Bionic fared somewhat better in mainland Europe. It debuted atop the European Top 100 Albums, becoming Aguilera's second consecutive studio album to top the chart, staying atop the chart for one week. During the twenty-third week of 2010, the album debuted atop the Greek Top 50 Albums, replacing Soulfly's Omen, and receiving a gold certification from IFPI Greece. Another successful charting territory for Bionic was Switzerland, where the album peaked at number two, staying within the chart's top twenty-five for five consecutive weeks.

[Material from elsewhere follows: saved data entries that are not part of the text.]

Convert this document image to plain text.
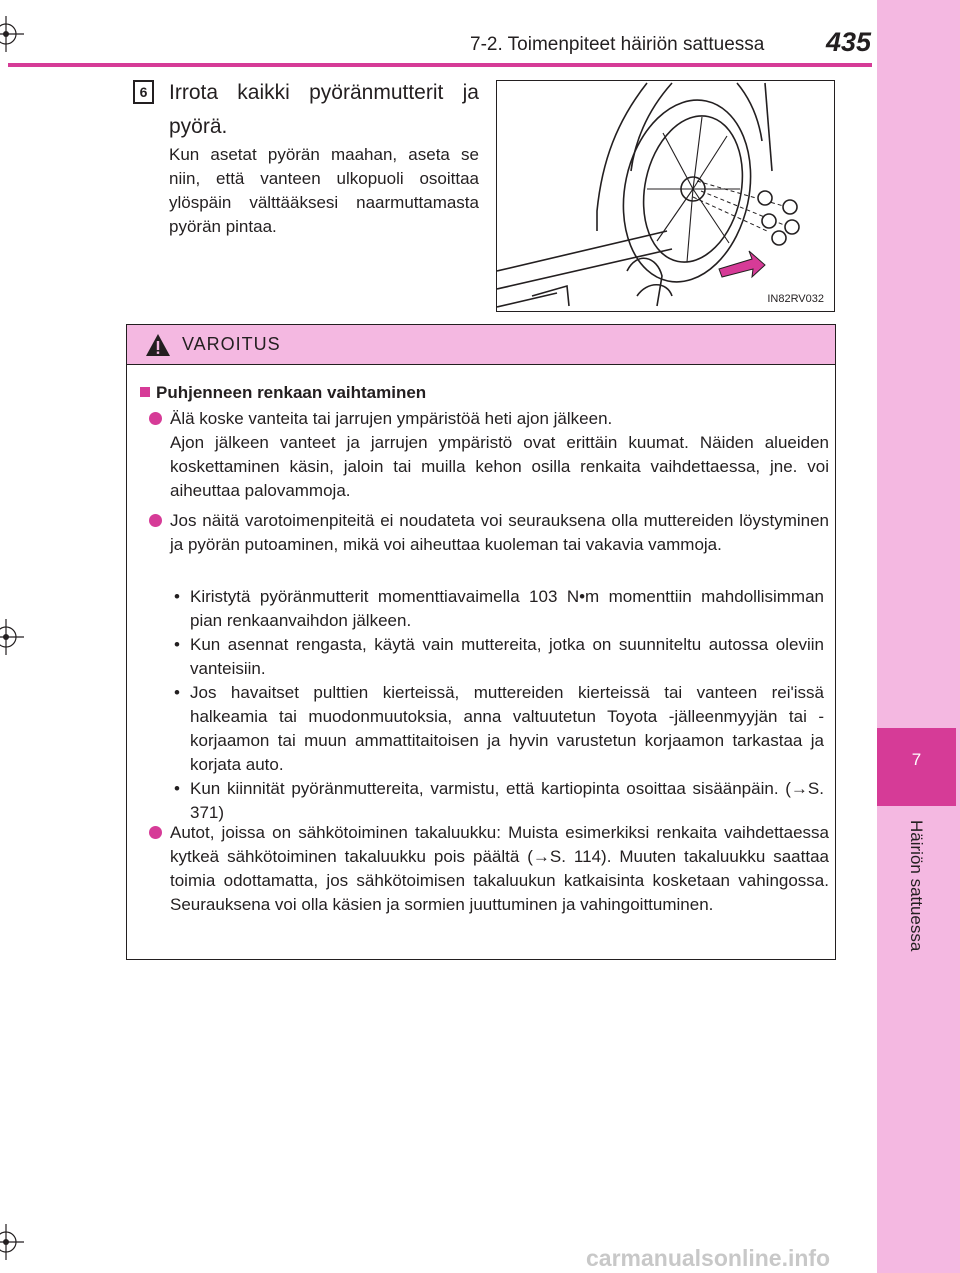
7
Häiriön sattuessa
7-2. Toimenpiteet häiriön sattuessa 435
6	Irrota kaikki pyöränmutterit ja pyörä.
Kun asetat pyörän maahan, aseta se niin, että vanteen ulkopuoli osoittaa ylöspäin välttääksesi naarmuttamasta pyörän pintaa.
IN82RV032
VAROITUS
Puhjenneen renkaan vaihtaminen
Älä koske vanteita tai jarrujen ympäristöä heti ajon jälkeen.
Ajon jälkeen vanteet ja jarrujen ympäristö ovat erittäin kuumat. Näiden alueiden koskettaminen käsin, jaloin tai muilla kehon osilla renkaita vaihdettaessa, jne. voi aiheuttaa palovammoja.
Jos näitä varotoimenpiteitä ei noudateta voi seurauksena olla muttereiden löystyminen ja pyörän putoaminen, mikä voi aiheuttaa kuoleman tai vakavia vammoja.
• Kiristytä pyöränmutterit momenttiavaimella 103 N•m momenttiin mahdollisimman pian renkaanvaihdon jälkeen.
• Kun asennat rengasta, käytä vain muttereita, jotka on suunniteltu autossa oleviin vanteisiin.
• Jos havaitset pulttien kierteissä, muttereiden kierteissä tai vanteen rei'issä halkeamia tai muodonmuutoksia, anna valtuutetun Toyota -jälleenmyyjän tai -korjaamon tai muun ammattitaitoisen ja hyvin varustetun korjaamon tarkastaa ja korjata auto.
• Kun kiinnität pyöränmuttereita, varmistu, että kartiopinta osoittaa sisäänpäin. (→S. 371)
Autot, joissa on sähkötoiminen takaluukku: Muista esimerkiksi renkaita vaihdettaessa kytkeä sähkötoiminen takaluukku pois päältä (→S. 114). Muuten takaluukku saattaa toimia odottamatta, jos sähkötoimisen takaluukun katkaisinta kosketaan vahingossa. Seurauksena voi olla käsien ja sormien juuttuminen ja vahingoittuminen.
carmanualsonline.info
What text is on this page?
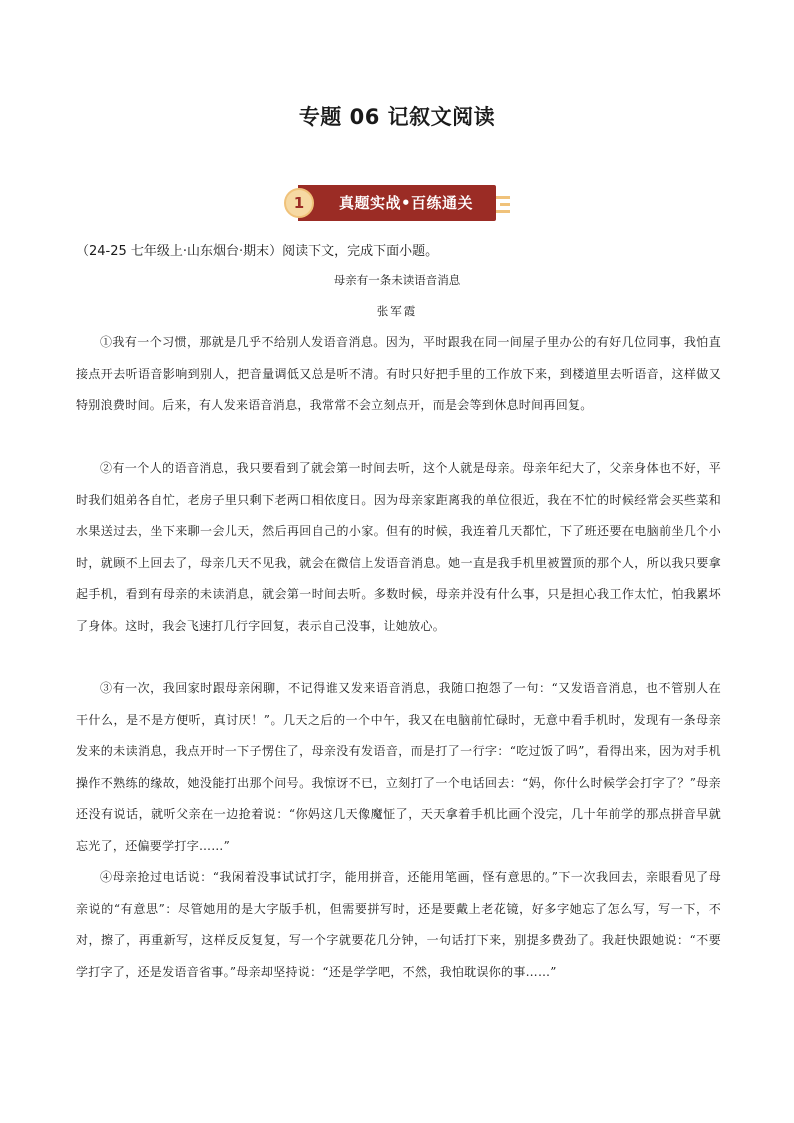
专题 06 记叙文阅读
1	真题实战•百练通关
（24-25 七年级上·山东烟台·期末）阅读下文，完成下面小题。
母亲有一条未读语音消息
张军霞

①我有一个习惯，那就是几乎不给别人发语音消息。因为，平时跟我在同一间屋子里办公的有好几位同事，我怕直接点开去听语音影响到别人，把音量调低又总是听不清。有时只好把手里的工作放下来，到楼道里去听语音，这样做又特别浪费时间。后来，有人发来语音消息，我常常不会立刻点开，而是会等到休息时间再回复。

②有一个人的语音消息，我只要看到了就会第一时间去听，这个人就是母亲。母亲年纪大了，父亲身体也不好，平时我们姐弟各自忙，老房子里只剩下老两口相依度日。因为母亲家距离我的单位很近，我在不忙的时候经常会买些菜和水果送过去，坐下来聊一会儿天，然后再回自己的小家。但有的时候，我连着几天都忙，下了班还要在电脑前坐几个小时，就顾不上回去了，母亲几天不见我，就会在微信上发语音消息。她一直是我手机里被置顶的那个人，所以我只要拿起手机，看到有母亲的未读消息，就会第一时间去听。多数时候，母亲并没有什么事，只是担心我工作太忙，怕我累坏了身体。这时，我会飞速打几行字回复，表示自己没事，让她放心。

③有一次，我回家时跟母亲闲聊，不记得谁又发来语音消息，我随口抱怨了一句：“又发语音消息，也不管别人在干什么，是不是方便听，真讨厌！”。几天之后的一个中午，我又在电脑前忙碌时，无意中看手机时，发现有一条母亲发来的未读消息，我点开时一下子愣住了，母亲没有发语音，而是打了一行字：“吃过饭了吗”，看得出来，因为对手机操作不熟练的缘故，她没能打出那个问号。我惊讶不已，立刻打了一个电话回去：“妈，你什么时候学会打字了？”母亲还没有说话，就听父亲在一边抢着说：“你妈这几天像魔怔了，天天拿着手机比画个没完，几十年前学的那点拼音早就忘光了，还偏要学打字……”

④母亲抢过电话说：“我闲着没事试试打字，能用拼音，还能用笔画，怪有意思的。”下一次我回去，亲眼看见了母亲说的“有意思”：尽管她用的是大字版手机，但需要拼写时，还是要戴上老花镜，好多字她忘了怎么写，写一下，不对，擦了，再重新写，这样反反复复，写一个字就要花几分钟，一句话打下来，别提多费劲了。我赶快跟她说：“不要学打字了，还是发语音省事。”母亲却坚持说：“还是学学吧，不然，我怕耽误你的事……”
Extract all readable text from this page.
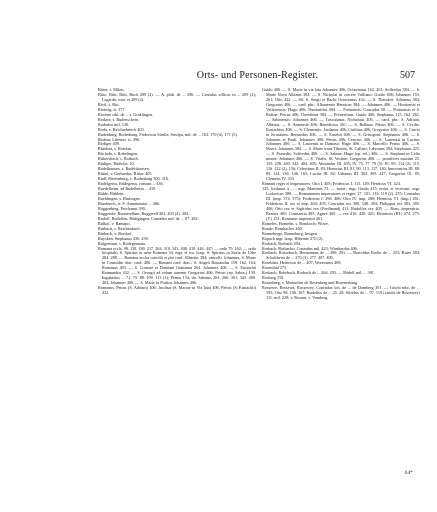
Orts- und Personen-Register.	507

Bitter, s. Milon.

Biito, Ritti, Ritti, Buch 209 (2). — A. plab. de ... 296. — Centulus villicus in ... 209 (2); Legardis coni. ei 209 (2).

Rivil, s. Riti.

Rietwig, is. 377.

Riwitue sibi. de ... s. Graklingen.

Rodace, s. Rudenschein.

Rodarius mil. 120.

Roda, v. Reicharbreich 403.

Rudenburg, Rodenburg, Fridericus Strulle, Strulpu, mil. de ... 163. 170 (4). 171 (5).

Rodeur, Libertas. is. 296.

Rödiger 409.

Rhödera, s. Rotelau.

Rücheln, s. Robelingen.

Riikersbach, s. Rothach.

Rüdiger, Rüdiche. 10.

Rüdelhausen, s. Rudelshausen.

Rüttel, v. Gerhardus, Ritter. 405.

Rudl, Rüetenburg, v. Rodenburg 300. 316.

Rüdelgerus, Rüdegerus, rursum ... 436.

Ruedelheim, ad Rudelheim ... 410.

Rühle, Rühlein.

Rüehlingen, s. Rintingen.

Ruoderich, is. S. Annunziator ... 406.

Rüggenberg, Prochaunt 390.

Ruggerule, Ruonerellum, Ruggerell 402. 403 (4). 404.

Rudolf, Rudolfen, Rüdigingen, Conradus mil. de ... 97. 282.

Rülkof, v. Ramapo.

Rürbach, s. Reichenbach.

Rürbach, v. Rordorf.

Ruysken, Stephanus 436. 439.

Rulgensum, s. Rodegensum.

Romana eccla. 99. 138. 180. 217. 264. 310. 343. 408. 410. 446. 447; — ordo 79. 162; — ordo hospitalis S. Spiritus in urbe Romana 34; mgr. et fra. hosp. S. Spiritus in Saxia de Urbe 284. 288. — Romana ecclia concilii et pbr card. Albertus 384; cancelli. Johannes, S. Marie in Cosmidin diac. card. 406. — Romani card. diac.; S. Angeli Romandus 159. 162. 164; Romanus 403. — S. Cosmae et Damiani Gratianus 264. Johannes 406. — S. Eustachii Raimundus 432. — S. Georgii ad velum aureum Gregorius 406; Petrus (ep. Sabin.) 139. Ingubertus ... 71. 75. 88. 109. 113 (3); Petrus 154; dn. Sabinus 264. 266. 301. 345. 400. 402; Johannes 406. — S. Marie in Porticu Johannes 406.

Romanus, Petrus (S. Adriani) 406; Jacobus (S. Mariae in Via lata) 406; Petrus (S. Eustachii) 432.

Guido 406. — S. Marie in via lata Johannes 406; Octavianus 162. 261; Soffredus 384. — S. Marie Nova Albinus 384. — S. Nicholai in carcere Tulliano: Guido 406; Johannes 153. 261; Otto 432. — SS. S. Sergii et Bachi Octavianus 432. — S. Theodori: Adiranus 384; Gregorius 406. — card. pbr.: Albanensis Henricus 384; — Johannes 406. — Hostiensis et Velletrensis: Hugo 406; Theobaldus 384. — Portuensis: Conradus 50. — Portuensis et S. Rufine: Petrus 406; Theodinus 384. — Prenestinus: Guido 406; Stephanus 115. 162. 261. — Sabinensis: Johannes 406. — Tusculanus: Nicholaus 406. — card. pbr.: S. Adriani, Albinus. — S. Anastasie 406; Benedictus 261. — S. Balbine; Petrus 406. — S. Cecilie, Eustachius 406. — S. Clementis: Jordanus 406; Cinthius 406; Gregorius 406. — S. Crucis in Jerusalem: Bernardus 406. — S. Eusebii 406. — S. Grisogoni: Stephanus 406. — S. Johannis et Pauli, Johannes 406; Petrus 406; Cencius 406. — S. Laurentii in Lucina: Johannes 406. — S. Laurentii in Damaso: Hugo 406. — S. Marcelli: Petrus 406. — S. Marci: Johannes 384. — S. Marie trans Tiberim, St. Callisti: Laborans 384; Stephanus 425. — S. Praxedis: Soffredus 406. — S. Sabine: Hugo (ep. sel.) 406. — S. Stephani in Celio monte: Johannes 406. — S. Vitalis, St. Vestine: Gregorius 406. — pontifices maximi 25. 155. 238. 260. 345. 404. 405; Alexander III. 405; IV. 75. 77. 79 (5). 81. 83. 114 (2). 115. 116. 122 (2). 136; Celestinus II. 83; Honorius III. 81. 90. 113. 117. 130; Innocentius III. 80. 85. 124. 136. 146. 165; Lucius III. 82; Urbanus III. 304. 305. 427; Gregorius IX. 85; Clemens IV. 433.

Romani reges et imperatores: Otto I. 405; Fridericus I. 115. 149; Henricus VI. 424.

125; lordanus a ... ; mgr. Martinus 73. — notar.; mgr. Guido 415; notar. et vicecanc. mgr. Lodovicus 380. — Romanorum imperatores et reges: 27. 101. 116. 119 (2). 255; Conradus III. (imp. 374. 375); Fridericus I. 296. 406; Otto IV. imp. 280; Henricus VI. (imp.) 261; Fridericus II. rex et imp. 404; 405; Conradus rex 300. 348. 384; Philippus rex 303. 305. 406; Otto rex et Sigfridus rex (Ferdinand) 411; Rudolfus rex 405. — Rom. imperatrix: Beatrix 405; Constantia 405; Agnes 405. — rex 416. 420. 421; Heinricus (III.) 274. 275. (V.) 251; Romanus imperator 261.

Romeles, Homelm, s. Romboch; Wirze.

Ronde, Romhacher 260.

Ronneberge, Ronneburg, Imtgen.

Ropach mgr. hosp. Hibernie 270 (2).

Rorbach, Rorbach 294.

Rorbach, Rorbacho, Conradus mil. 423; Wirnhardus 406.

Rosbach, Rossebach, Hermannus de ... 290. 291. — Bertoldus Eselin de ... 255; Ruter 384; Schultheiss de ... 270 (3). 277. 407. 409.

Roseblatt, Heinricus de ... 407; Wortwinus 409.

Rosenthal 273.

Rosbach, Rohrbach, Rorbach de ... 264. 293. — Rödelf mil. ... 391.

Rosberg 310.

Rosenberg, v. Monachus de Rosenberg und Rosenesburg.

Rossewe, Rossewa, Rossewey, Conradus sch. de ... de Damberg 301. — Gisela mbr. de ... 195; Otto 98. 106. 167; Rudolfus de ... 25. 28; Sifridus de ... 97. 119 (viridis de Rossewey) 111; mil. 229; v. Rossen, s. Vomberg.

64*
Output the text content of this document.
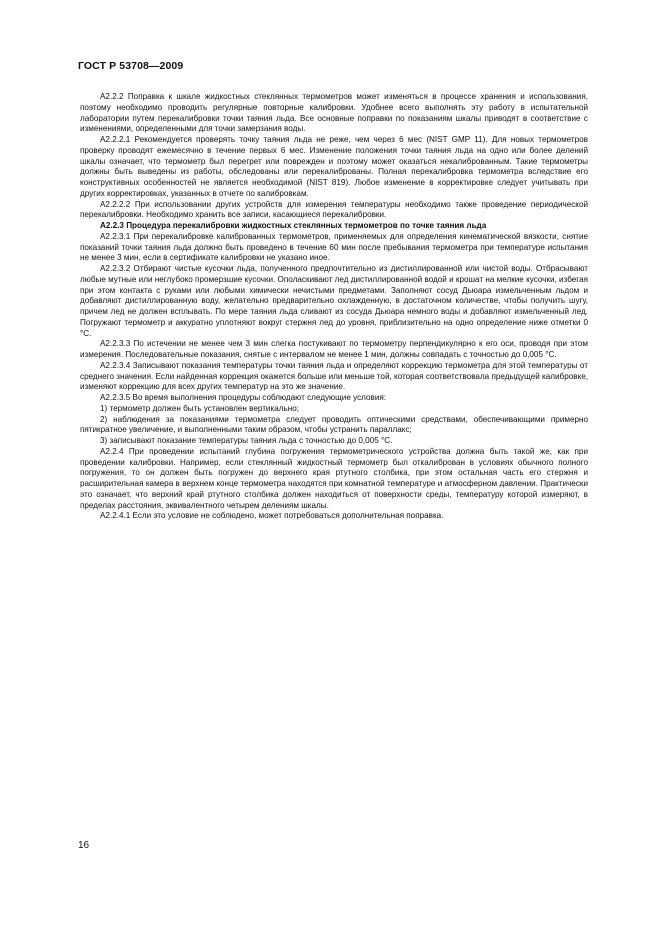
ГОСТ Р 53708—2009

А2.2.2 Поправка к шкале жидкостных стеклянных термометров может изменяться в процессе хранения и использования, поэтому необходимо проводить регулярные повторные калибровки. Удобнее всего выполнять эту работу в испытательной лаборатории путем перекалибровки точки таяния льда. Все основные поправки по показаниям шкалы приводят в соответствие с изменениями, определенными для точки замерзания воды.

А2.2.2.1 Рекомендуется проверять точку таяния льда не реже, чем через 6 мес (NIST GMP 11). Для новых термометров проверку проводят ежемесячно в течение первых 6 мес. Изменение положения точки таяния льда на одно или более делений шкалы означает, что термометр был перегрет или поврежден и поэтому может оказаться некалиброванным. Такие термометры должны быть выведены из работы, обследованы или перекалиброваны. Полная перекалибровка термометра вследствие его конструктивных особенностей не является необходимой (NIST 819). Любое изменение в корректировке следует учитывать при других корректировках, указанных в отчете по калибровкам.

А2.2.2.2 При использовании других устройств для измерения температуры необходимо также проведение периодической перекалибровки. Необходимо хранить все записи, касающиеся перекалибровки.

А2.2.3 Процедура перекалибровки жидкостных стеклянных термометров по точке таяния льда

А2.2.3.1 При перекалибровке калиброванных термометров, применяемых для определения кинематической вязкости, снятие показаний точки таяния льда должно быть проведено в течение 60 мин после пребывания термометра при температуре испытания не менее 3 мин, если в сертификате калибровки не указано иное.

А2.2.3.2 Отбирают чистые кусочки льда, полученного предпочтительно из дистиллированной или чистой воды. Отбрасывают любые мутные или неглубоко промерзшие кусочки. Ополаскивают лед дистиллированной водой и крошат на мелкие кусочки, избегая при этом контакта с руками или любыми химически нечистыми предметами. Заполняют сосуд Дьюара измельченным льдом и добавляют дистиллированную воду, желательно предварительно охлажденную, в достаточном количестве, чтобы получить шугу, причем лед не должен всплывать. По мере таяния льда сливают из сосуда Дьюара немного воды и добавляют измельченный лед. Погружают термометр и аккуратно уплотняют вокруг стержня лед до уровня, приблизительно на одно определение ниже отметки 0 °С.

А2.2.3.3 По истечении не менее чем 3 мин слегка постукивают по термометру перпендикулярно к его оси, проводя при этом измерения. Последовательные показания, снятые с интервалом не менее 1 мин, должны совпадать с точностью до 0,005 °С.

А2.2.3.4 Записывают показания температуры точки таяния льда и определяют коррекцию термометра для этой температуры от среднего значения. Если найденная коррекция окажется больше или меньше той, которая соответствовала предыдущей калибровке, изменяют коррекцию для всех других температур на это же значение.

А2.2.3.5 Во время выполнения процедуры соблюдают следующие условия:

1) термометр должен быть установлен вертикально;

2) наблюдения за показаниями термометра следует проводить оптическими средствами, обеспечивающими примерно пятикратное увеличение, и выполненными таким образом, чтобы устранить параллакс;

3) записывают показание температуры таяния льда с точностью до 0,005 °С.

А2.2.4 При проведении испытаний глубина погружения термометрического устройства должна быть такой же, как при проведении калибровки. Например, если стеклянный жидкостный термометр был откалиброван в условиях обычного полного погружения, то он должен быть погружен до верхнего края ртутного столбика, при этом остальная часть его стержня и расширительная камера в верхнем конце термометра находятся при комнатной температуре и атмосферном давлении. Практически это означает, что верхний край ртутного столбика должен находиться от поверхности среды, температуру которой измеряют, в пределах расстояния, эквивалентного четырем делениям шкалы.

А2.2.4.1 Если это условие не соблюдено, может потребоваться дополнительная поправка.

16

The album also managed to peak within the top ten in Austria, Belgian region of Flanders, Czech Republic, Finland, Germany, Ireland, Italy, the Netherlands, Poland, Russia, Spain and Sweden. On the week ending June 12, Bionic debuted at number twenty-three on the French Albums Chart. As of December 2010, it has sold over 10,000 copies in the country.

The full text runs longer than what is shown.